Senador enviou manifestação ao órgão comercial dos EUA e pediu adiamento de tarifas contra produtos brasileiros por 180 dias.
O senador Flávio Bolsonaro (PL-RJ) propôs ao Escritório do Representante de Comércio dos Estados Unidos um compromisso legislativo para impedir que o Pix seja conectado a “arranjos de liquidação transfronteiriços não ocidentais”. A manifestação integra a discussão sobre possíveis tarifas americanas contra exportações brasileiras.
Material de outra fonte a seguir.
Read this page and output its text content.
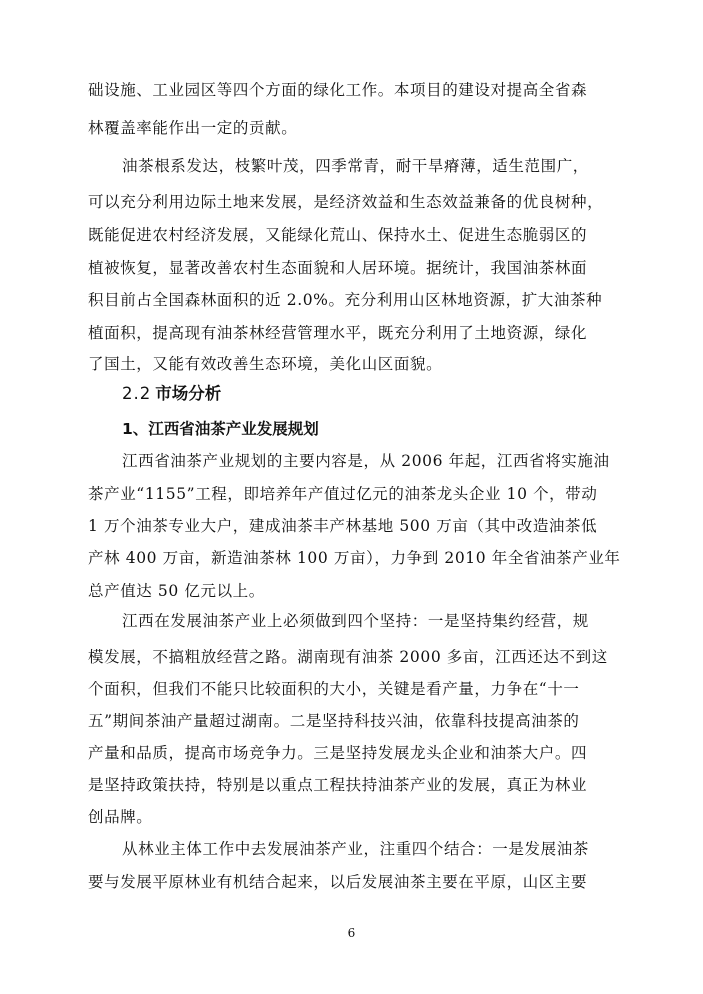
础设施、工业园区等四个方面的绿化工作。本项目的建设对提高全省森
林覆盖率能作出一定的贡献。
油茶根系发达，枝繁叶茂，四季常青，耐干旱瘠薄，适生范围广，
可以充分利用边际土地来发展，是经济效益和生态效益兼备的优良树种，
既能促进农村经济发展，又能绿化荒山、保持水土、促进生态脆弱区的
植被恢复，显著改善农村生态面貌和人居环境。据统计，我国油茶林面
积目前占全国森林面积的近 2.0%。充分利用山区林地资源，扩大油茶种
植面积，提高现有油茶林经营管理水平，既充分利用了土地资源，绿化
了国土，又能有效改善生态环境，美化山区面貌。
2.2 市场分析
1、江西省油茶产业发展规划
江西省油茶产业规划的主要内容是，从 2006 年起，江西省将实施油
茶产业“1155”工程，即培养年产值过亿元的油茶龙头企业 10 个，带动
1 万个油茶专业大户，建成油茶丰产林基地 500 万亩（其中改造油茶低
产林 400 万亩，新造油茶林 100 万亩），力争到 2010 年全省油茶产业年
总产值达 50 亿元以上。
江西在发展油茶产业上必须做到四个坚持：一是坚持集约经营，规
模发展，不搞粗放经营之路。湖南现有油茶 2000 多亩，江西还达不到这
个面积，但我们不能只比较面积的大小，关键是看产量，力争在“十一
五”期间茶油产量超过湖南。二是坚持科技兴油，依靠科技提高油茶的
产量和品质，提高市场竞争力。三是坚持发展龙头企业和油茶大户。四
是坚持政策扶持，特别是以重点工程扶持油茶产业的发展，真正为林业
创品牌。
从林业主体工作中去发展油茶产业，注重四个结合：一是发展油茶
要与发展平原林业有机结合起来，以后发展油茶主要在平原，山区主要
6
No documento enviado nesta quarta-feira (01), Flávio afirma que uma punição ao sistema brasileiro de pagamentos não resolveria a disputa comercial. “Uma sanção ou tarifa é a medida errada: não altera a arquitetura do sistema de pagamentos e prejudica o investimento dos EUA”, escreveu o senador.
Flávio também defendeu que o Pix não substitui cartões de crédito e débito nem outros serviços financeiros privados. “Instrumentos de pagamento privados — cartões de crédito e débito, e outros tipos de empresas — oferecem funções que o Pix não substitui, incluindo crédito ao consumidor, financiamento, proteção contra disputas e mecanismos de estorno”, afirmou.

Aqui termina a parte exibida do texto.